According to a second aspect of the present invention, there is provided a method of manufacturing a semiconductor device comprising the steps of forming an inter-layer insulating layer on a transistor formed on a semiconductor layer, forming a groove in the surface of the inter-layer insulating layer to a predetermined depth for defining the contours of a bit line, simultaneously forming a bit contact hole extending from the bottom face of the groove to the transistor and a node contact hole extending from the top face of the inter-layer insulating layer to the transistor, forming a conductive layer burying the bit contact hole, the node contact hole, and the groove, etching back the conductive layer and the inter-layer insulating layer to form a first connecting plug for bit contact, a second connecting plug for node contact, and the bit line buried in the inter-layer insulating layer, and forming an electrode of the storage node of a capacitor on the second connecting plug.
In above second aspect of the present invention, a preferred method of reducing the size of the first and second connecting plugs from the patterns of the photomask comprises, after the step of etching back to form the bit contact hole and the node contact hole, forming an etching stopping film to cover the surface of the inter-layer insulating layer and a conductive film to bury the groove, patterning the conductive film and the etching stopping film to form preparatory contact holes exposing a part of the top face of the inter-layer insulating layer and an inner bottom portion of the groove, forming conductive side walls at the inner faces of the preparatory contact holes to reduce the diameters thereof, and etching the inter-layer insulating layer using the conductive side walls and the conductive layer as masks at least until the time of exposing the transistor.
In the above case, a more preferred method of filling the conductive material comprises forming a metal silicide film in contact with the inner face of the groove for defining the contours of the bit line and forming a conductive silicon layer to fill the space between the metal silicide film and first connecting plug.
Further, a preferred method of forming the inter-layer insulating layer comprises forming an upper layer for burying the bit line and forming a lower layer having an etching rate lower than that of the upper layer.
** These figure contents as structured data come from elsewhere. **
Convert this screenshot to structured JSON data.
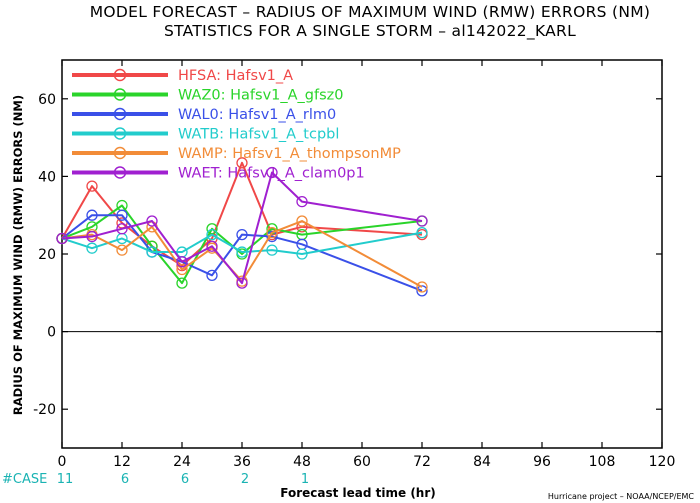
{
  "chart_data": {
    "type": "line",
    "title": "MODEL FORECAST – RADIUS OF MAXIMUM WIND (RMW) ERRORS (NM)",
    "subtitle": "STATISTICS FOR A SINGLE STORM – al142022_KARL",
    "xlabel": "Forecast lead time (hr)",
    "ylabel": "RADIUS OF MAXIMUM WIND (RMW) ERRORS (NM)",
    "xlim": [
      0,
      120
    ],
    "ylim": [
      -30,
      70
    ],
    "x_ticks": [
      0,
      12,
      24,
      36,
      48,
      60,
      72,
      84,
      96,
      108,
      120
    ],
    "y_ticks": [
      -20,
      0,
      20,
      40,
      60
    ],
    "legend_position": "top-left",
    "series": [
      {
        "name": "HFSA:  Hafsv1_A",
        "color": "#f04848",
        "x": [
          0,
          6,
          12,
          18,
          24,
          30,
          36,
          42,
          48,
          72
        ],
        "y": [
          24,
          37.5,
          28,
          22,
          17,
          24,
          43.5,
          25,
          27,
          25
        ]
      },
      {
        "name": "WAZ0:  Hafsv1_A_gfsz0",
        "color": "#2ad42a",
        "x": [
          0,
          6,
          12,
          18,
          24,
          30,
          36,
          42,
          48,
          72
        ],
        "y": [
          24,
          27,
          32.5,
          22,
          12.5,
          26.5,
          20,
          26.5,
          25,
          28.5
        ]
      },
      {
        "name": "WAL0:  Hafsv1_A_rlm0",
        "color": "#3a50e8",
        "x": [
          0,
          6,
          12,
          18,
          24,
          30,
          36,
          42,
          48,
          72
        ],
        "y": [
          24,
          30,
          30,
          20.5,
          18,
          14.5,
          25,
          24.5,
          22.5,
          10.5
        ]
      },
      {
        "name": "WATB:  Hafsv1_A_tcpbl",
        "color": "#22cccc",
        "x": [
          0,
          6,
          12,
          18,
          24,
          30,
          36,
          42,
          48,
          72
        ],
        "y": [
          24,
          21.5,
          24,
          20.5,
          20.5,
          25,
          20.5,
          21,
          20,
          25.5
        ]
      },
      {
        "name": "WAMP:  Hafsv1_A_thompsonMP",
        "color": "#f28c38",
        "x": [
          0,
          6,
          12,
          18,
          24,
          30,
          36,
          42,
          48,
          72
        ],
        "y": [
          24,
          25,
          21,
          27,
          16,
          21.5,
          13,
          25.5,
          28.5,
          11.5
        ]
      },
      {
        "name": "WAET:  Hafsv1_A_clam0p1",
        "color": "#a020d0",
        "x": [
          0,
          6,
          12,
          18,
          24,
          30,
          36,
          42,
          48,
          72
        ],
        "y": [
          24,
          24.5,
          26.5,
          28.5,
          18,
          22,
          12.5,
          41,
          33.5,
          28.5
        ]
      }
    ],
    "case_label": "#CASE",
    "cases": [
      {
        "x": 0,
        "n": "11"
      },
      {
        "x": 12,
        "n": "6"
      },
      {
        "x": 24,
        "n": "6"
      },
      {
        "x": 36,
        "n": "2"
      },
      {
        "x": 48,
        "n": "1"
      }
    ],
    "credit": "Hurricane project – NOAA/NCEP/EMC"
  }
}
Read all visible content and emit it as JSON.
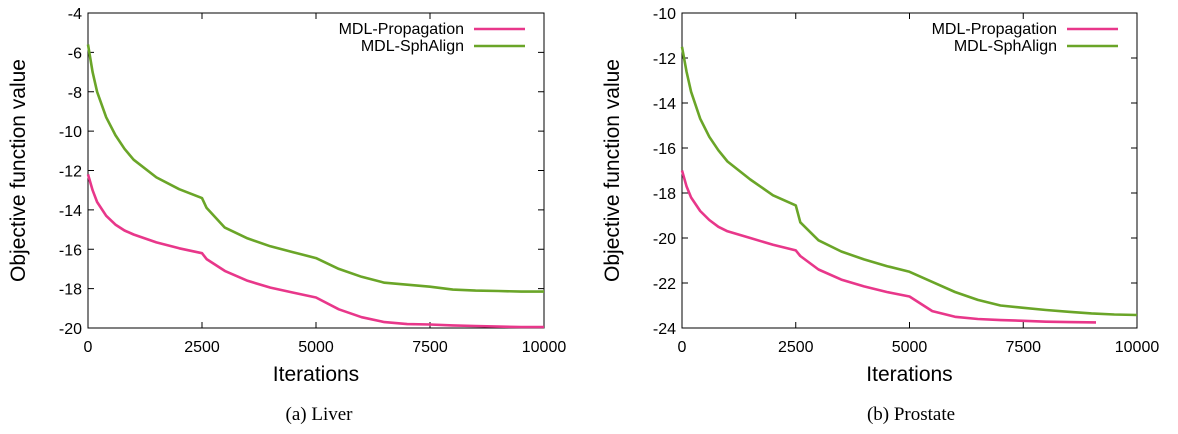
{
  "figure": {
    "captions": [
      "(a)  Liver",
      "(b)  Prostate"
    ]
  },
  "colors": {
    "propagation": "#e8378a",
    "sphalign": "#6aa528",
    "axis": "#000000"
  },
  "chart_data": [
    {
      "type": "line",
      "title": "",
      "xlabel": "Iterations",
      "ylabel": "Objective function value",
      "xlim": [
        0,
        10000
      ],
      "ylim": [
        -20,
        -4
      ],
      "xticks": [
        0,
        2500,
        5000,
        7500,
        10000
      ],
      "yticks": [
        -4,
        -6,
        -8,
        -10,
        -12,
        -14,
        -16,
        -18,
        -20
      ],
      "legend": "top-right",
      "series": [
        {
          "name": "MDL-Propagation",
          "color": "#e8378a",
          "x": [
            0,
            100,
            200,
            400,
            600,
            800,
            1000,
            1500,
            2000,
            2500,
            2600,
            3000,
            3500,
            4000,
            4500,
            5000,
            5500,
            6000,
            6500,
            7000,
            7500,
            8000,
            8500,
            9000,
            9500,
            10000
          ],
          "y": [
            -12.2,
            -13.0,
            -13.6,
            -14.3,
            -14.75,
            -15.05,
            -15.25,
            -15.65,
            -15.95,
            -16.2,
            -16.5,
            -17.1,
            -17.6,
            -17.95,
            -18.2,
            -18.45,
            -19.05,
            -19.45,
            -19.7,
            -19.8,
            -19.82,
            -19.87,
            -19.9,
            -19.93,
            -19.95,
            -19.95
          ]
        },
        {
          "name": "MDL-SphAlign",
          "color": "#6aa528",
          "x": [
            0,
            100,
            200,
            400,
            600,
            800,
            1000,
            1500,
            2000,
            2500,
            2600,
            3000,
            3500,
            4000,
            4500,
            5000,
            5500,
            6000,
            6500,
            7000,
            7500,
            8000,
            8500,
            9000,
            9500,
            10000
          ],
          "y": [
            -5.6,
            -7.0,
            -8.0,
            -9.3,
            -10.2,
            -10.9,
            -11.45,
            -12.35,
            -12.95,
            -13.4,
            -13.9,
            -14.9,
            -15.45,
            -15.85,
            -16.15,
            -16.45,
            -17.0,
            -17.4,
            -17.7,
            -17.8,
            -17.9,
            -18.05,
            -18.1,
            -18.12,
            -18.15,
            -18.15
          ]
        }
      ]
    },
    {
      "type": "line",
      "title": "",
      "xlabel": "Iterations",
      "ylabel": "Objective function value",
      "xlim": [
        0,
        10000
      ],
      "ylim": [
        -24,
        -10
      ],
      "xticks": [
        0,
        2500,
        5000,
        7500,
        10000
      ],
      "yticks": [
        -10,
        -12,
        -14,
        -16,
        -18,
        -20,
        -22,
        -24
      ],
      "legend": "top-right",
      "series": [
        {
          "name": "MDL-Propagation",
          "color": "#e8378a",
          "x": [
            0,
            100,
            200,
            400,
            600,
            800,
            1000,
            1500,
            2000,
            2500,
            2600,
            3000,
            3500,
            4000,
            4500,
            5000,
            5500,
            6000,
            6500,
            7000,
            7500,
            8000,
            8500,
            9100
          ],
          "y": [
            -17.0,
            -17.7,
            -18.2,
            -18.8,
            -19.2,
            -19.5,
            -19.7,
            -20.0,
            -20.3,
            -20.55,
            -20.8,
            -21.4,
            -21.85,
            -22.15,
            -22.4,
            -22.6,
            -23.25,
            -23.5,
            -23.6,
            -23.65,
            -23.68,
            -23.72,
            -23.74,
            -23.75
          ]
        },
        {
          "name": "MDL-SphAlign",
          "color": "#6aa528",
          "x": [
            0,
            100,
            200,
            400,
            600,
            800,
            1000,
            1500,
            2000,
            2500,
            2600,
            3000,
            3500,
            4000,
            4500,
            5000,
            5500,
            6000,
            6500,
            7000,
            7500,
            8000,
            8500,
            9000,
            9500,
            10000
          ],
          "y": [
            -11.5,
            -12.6,
            -13.5,
            -14.7,
            -15.5,
            -16.1,
            -16.6,
            -17.4,
            -18.1,
            -18.55,
            -19.3,
            -20.1,
            -20.6,
            -20.95,
            -21.25,
            -21.5,
            -21.95,
            -22.4,
            -22.75,
            -23.0,
            -23.1,
            -23.2,
            -23.28,
            -23.35,
            -23.4,
            -23.42
          ]
        }
      ]
    }
  ]
}
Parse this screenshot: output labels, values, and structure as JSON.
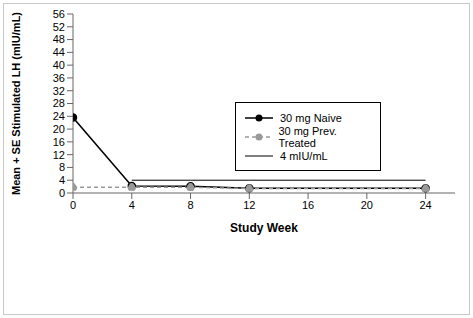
{
  "chart_data": {
    "type": "line",
    "x": [
      0,
      4,
      8,
      12,
      24
    ],
    "series": [
      {
        "name": "30 mg Naive",
        "color": "#000000",
        "marker": "circle",
        "line_style": "solid",
        "values": [
          23.6,
          2.2,
          2.1,
          1.5,
          1.5
        ]
      },
      {
        "name": "30 mg Prev. Treated",
        "color": "#999999",
        "marker": "circle",
        "line_style": "dashed",
        "values": [
          1.8,
          1.8,
          1.8,
          1.4,
          1.4
        ]
      },
      {
        "name": "4 mIU/mL",
        "color": "#000000",
        "marker": "none",
        "line_style": "solid",
        "values": [
          null,
          4,
          4,
          4,
          4
        ]
      }
    ],
    "x_label": "Study Week",
    "y_label": "Mean + SE Stimulated LH (mIU/mL)",
    "xlim": [
      0,
      26
    ],
    "ylim": [
      0,
      56
    ],
    "xticks": [
      0,
      4,
      8,
      12,
      16,
      20,
      24
    ],
    "yticks": [
      0,
      4,
      8,
      12,
      16,
      20,
      24,
      28,
      32,
      36,
      40,
      44,
      48,
      52,
      56
    ],
    "grid": false,
    "legend": "right"
  }
}
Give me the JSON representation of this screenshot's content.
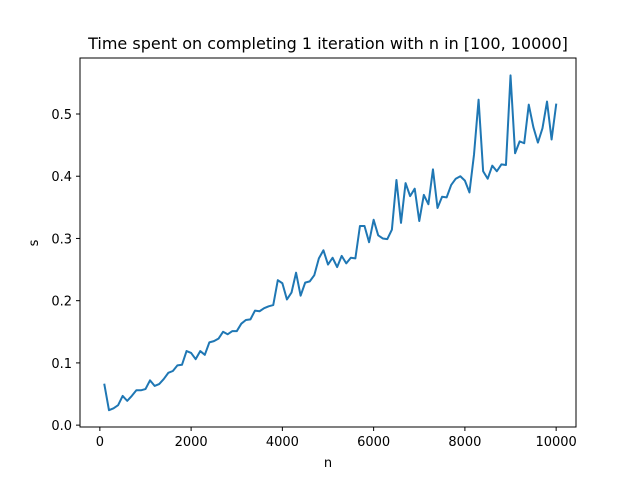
{
  "chart_data": {
    "type": "line",
    "title": "Time spent on completing 1 iteration with n in [100, 10000]",
    "xlabel": "n",
    "ylabel": "s",
    "xlim": [
      -435,
      10435
    ],
    "ylim": [
      -0.003,
      0.59
    ],
    "xticks": [
      0,
      2000,
      4000,
      6000,
      8000,
      10000
    ],
    "yticks": [
      0.0,
      0.1,
      0.2,
      0.3,
      0.4,
      0.5
    ],
    "xtick_labels": [
      "0",
      "2000",
      "4000",
      "6000",
      "8000",
      "10000"
    ],
    "ytick_labels": [
      "0.0",
      "0.1",
      "0.2",
      "0.3",
      "0.4",
      "0.5"
    ],
    "grid": false,
    "legend": null,
    "color": "#1f77b4",
    "series": [
      {
        "x": [
          100,
          200,
          300,
          400,
          500,
          600,
          700,
          800,
          900,
          1000,
          1100,
          1200,
          1300,
          1400,
          1500,
          1600,
          1700,
          1800,
          1900,
          2000,
          2100,
          2200,
          2300,
          2400,
          2500,
          2600,
          2700,
          2800,
          2900,
          3000,
          3100,
          3200,
          3300,
          3400,
          3500,
          3600,
          3700,
          3800,
          3900,
          4000,
          4100,
          4200,
          4300,
          4400,
          4500,
          4600,
          4700,
          4800,
          4900,
          5000,
          5100,
          5200,
          5300,
          5400,
          5500,
          5600,
          5700,
          5800,
          5900,
          6000,
          6100,
          6200,
          6300,
          6400,
          6500,
          6600,
          6700,
          6800,
          6900,
          7000,
          7100,
          7200,
          7300,
          7400,
          7500,
          7600,
          7700,
          7800,
          7900,
          8000,
          8100,
          8200,
          8300,
          8400,
          8500,
          8600,
          8700,
          8800,
          8900,
          9000,
          9100,
          9200,
          9300,
          9400,
          9500,
          9600,
          9700,
          9800,
          9900,
          10000
        ],
        "y": [
          0.065,
          0.024,
          0.027,
          0.032,
          0.047,
          0.039,
          0.047,
          0.056,
          0.056,
          0.058,
          0.072,
          0.063,
          0.066,
          0.074,
          0.084,
          0.087,
          0.096,
          0.097,
          0.119,
          0.116,
          0.106,
          0.119,
          0.113,
          0.133,
          0.135,
          0.139,
          0.15,
          0.146,
          0.151,
          0.151,
          0.163,
          0.169,
          0.17,
          0.184,
          0.183,
          0.188,
          0.191,
          0.193,
          0.233,
          0.228,
          0.202,
          0.213,
          0.245,
          0.208,
          0.229,
          0.231,
          0.241,
          0.268,
          0.281,
          0.258,
          0.269,
          0.254,
          0.272,
          0.26,
          0.269,
          0.268,
          0.32,
          0.32,
          0.294,
          0.33,
          0.305,
          0.3,
          0.299,
          0.314,
          0.394,
          0.325,
          0.389,
          0.368,
          0.38,
          0.328,
          0.37,
          0.355,
          0.411,
          0.349,
          0.367,
          0.366,
          0.386,
          0.396,
          0.4,
          0.393,
          0.374,
          0.435,
          0.523,
          0.408,
          0.396,
          0.417,
          0.408,
          0.419,
          0.418,
          0.562,
          0.437,
          0.456,
          0.453,
          0.515,
          0.479,
          0.454,
          0.477,
          0.52,
          0.459,
          0.515
        ]
      }
    ]
  }
}
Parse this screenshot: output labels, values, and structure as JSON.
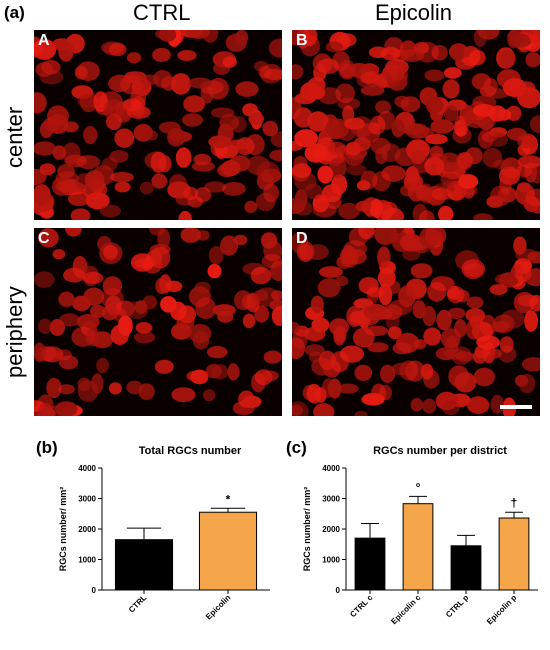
{
  "figure": {
    "panel_a_label": "(a)",
    "panel_b_label": "(b)",
    "panel_c_label": "(c)",
    "col_ctrl": "CTRL",
    "col_epicolin": "Epicolin",
    "row_center": "center",
    "row_periphery": "periphery",
    "sub_labels": [
      "A",
      "B",
      "C",
      "D"
    ]
  },
  "colors": {
    "ctrl_bar": "#000000",
    "epicolin_bar": "#f5a54a",
    "cell_red": "#d41a12",
    "tissue_bg": "#0a0000"
  },
  "chart_data": [
    {
      "type": "bar",
      "title": "Total RGCs number",
      "ylabel": "RGCs number/ mm²",
      "ylim": [
        0,
        4000
      ],
      "yticks": [
        "0",
        "1000",
        "2000",
        "3000",
        "4000"
      ],
      "categories": [
        "CTRL",
        "Epicolin"
      ],
      "values": [
        1650,
        2550
      ],
      "errors": [
        380,
        130
      ],
      "annotations": [
        "",
        "*"
      ]
    },
    {
      "type": "bar",
      "title": "RGCs number per district",
      "ylabel": "RGCs number/ mm²",
      "ylim": [
        0,
        4000
      ],
      "yticks": [
        "0",
        "1000",
        "2000",
        "3000",
        "4000"
      ],
      "categories": [
        "CTRL c",
        "Epicolin c",
        "CTRL p",
        "Epicolin p"
      ],
      "values": [
        1700,
        2830,
        1450,
        2360
      ],
      "errors": [
        480,
        240,
        340,
        190
      ],
      "annotations": [
        "",
        "°",
        "",
        "†"
      ]
    }
  ]
}
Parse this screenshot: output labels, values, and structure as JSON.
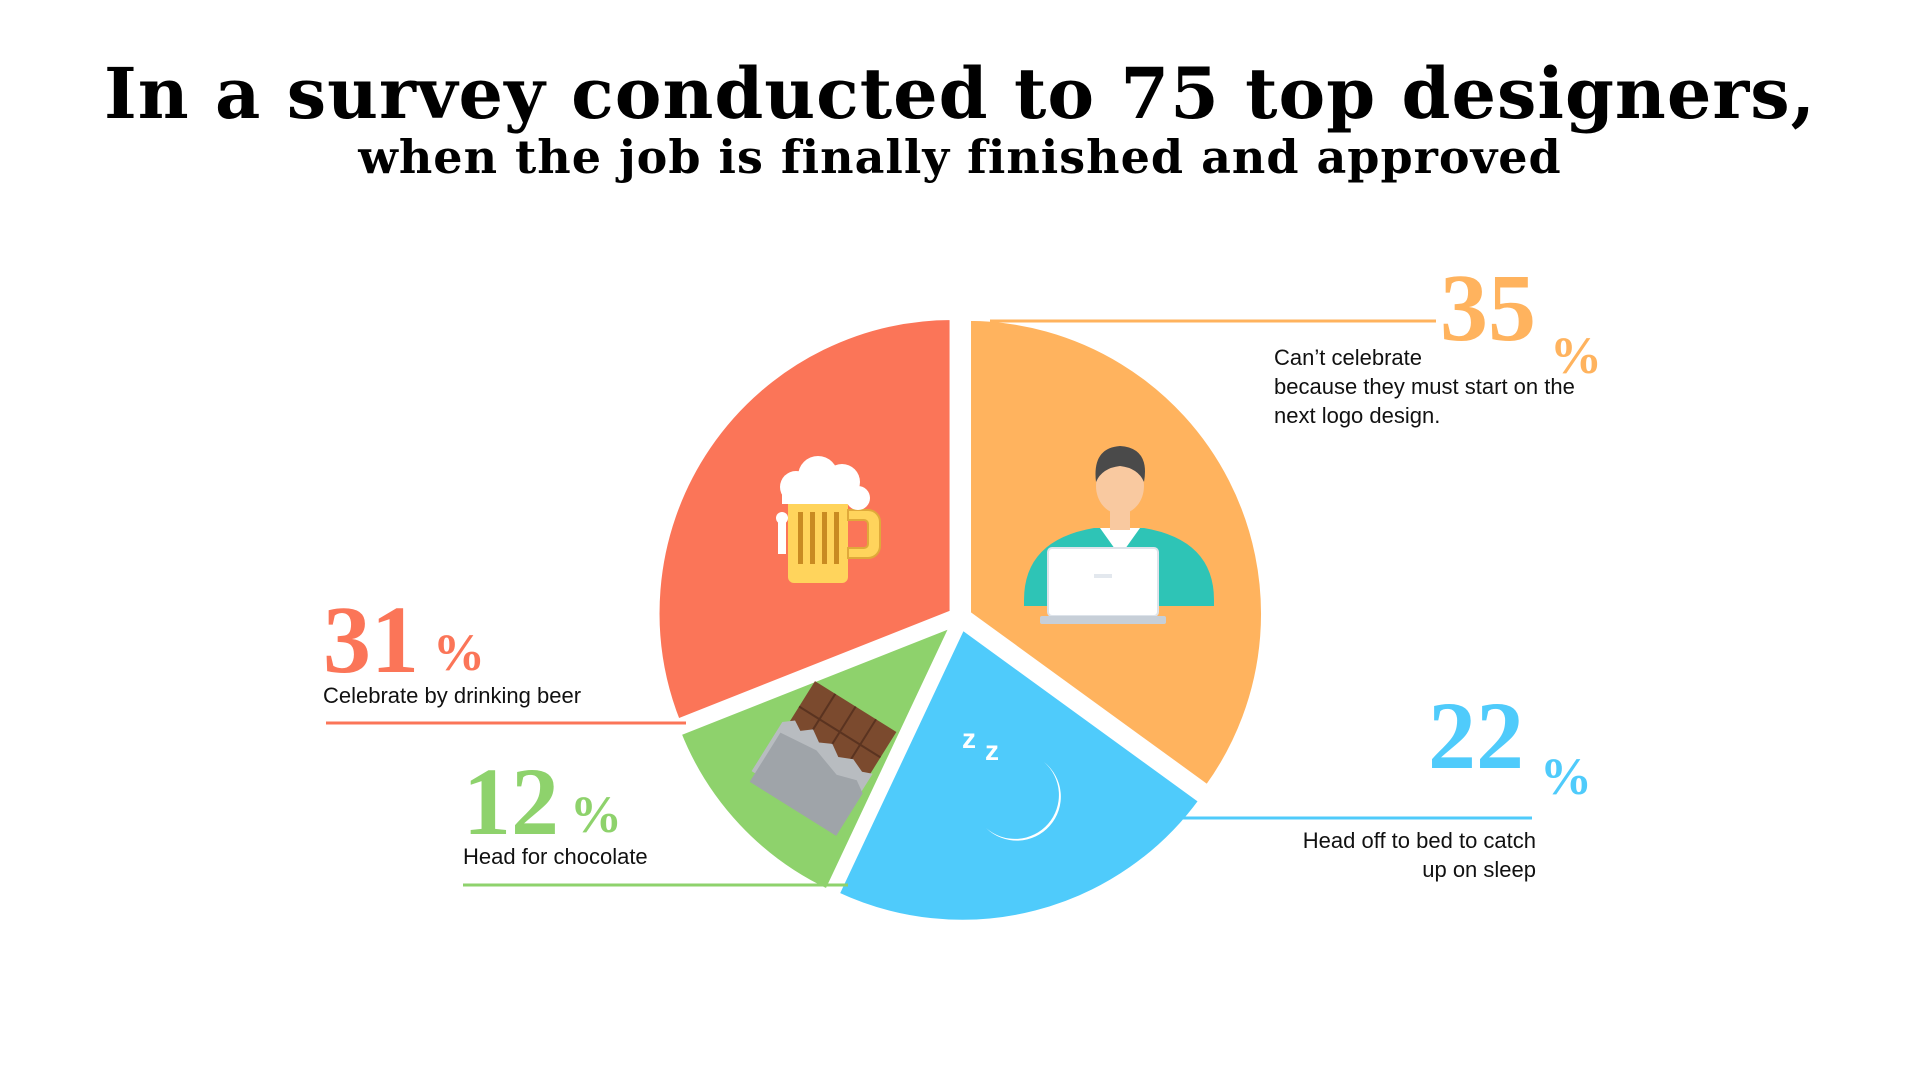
{
  "header": {
    "title": "In a survey conducted to 75 top designers,",
    "subtitle": "when the job is finally finished and approved"
  },
  "chart_data": {
    "type": "pie",
    "title": "In a survey conducted to 75 top designers,",
    "subtitle": "when the job is finally finished and approved",
    "unit": "%",
    "slices": [
      {
        "label": "Can't celebrate because they must start on the next logo design.",
        "label_lines": [
          "Can’t celebrate",
          "because they must start on the",
          "next logo design."
        ],
        "value": 35,
        "value_text": "35",
        "color": "#FFB35E",
        "icon": "designer-laptop-icon"
      },
      {
        "label": "Head off to bed to catch up on sleep",
        "label_lines": [
          "Head off to bed to catch",
          "up on sleep"
        ],
        "value": 22,
        "value_text": "22",
        "color": "#4FCBFB",
        "icon": "moon-sleep-icon"
      },
      {
        "label": "Head for chocolate",
        "label_lines": [
          "Head for chocolate"
        ],
        "value": 12,
        "value_text": "12",
        "color": "#8ED26C",
        "icon": "chocolate-bar-icon"
      },
      {
        "label": "Celebrate by drinking beer",
        "label_lines": [
          "Celebrate by drinking beer"
        ],
        "value": 31,
        "value_text": "31",
        "color": "#FB7558",
        "icon": "beer-mug-icon"
      }
    ],
    "sleep_icon_text": "z z"
  }
}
This lower layer functions as an etching stopper at the time of forming the groove for forming the bit line.
According to the second aspect of the present invention explained above, there is one less inter-layer insulating layer than in the related art, the stacked layer structure is simpler, and, further, in the same way as the first aspect of the present invention, the connecting plugs for bit contact and for node contact can be simultaneously formed, therefore only four photomasks are used after the step of forming the transistor to the step of forming the electrode of the storage node.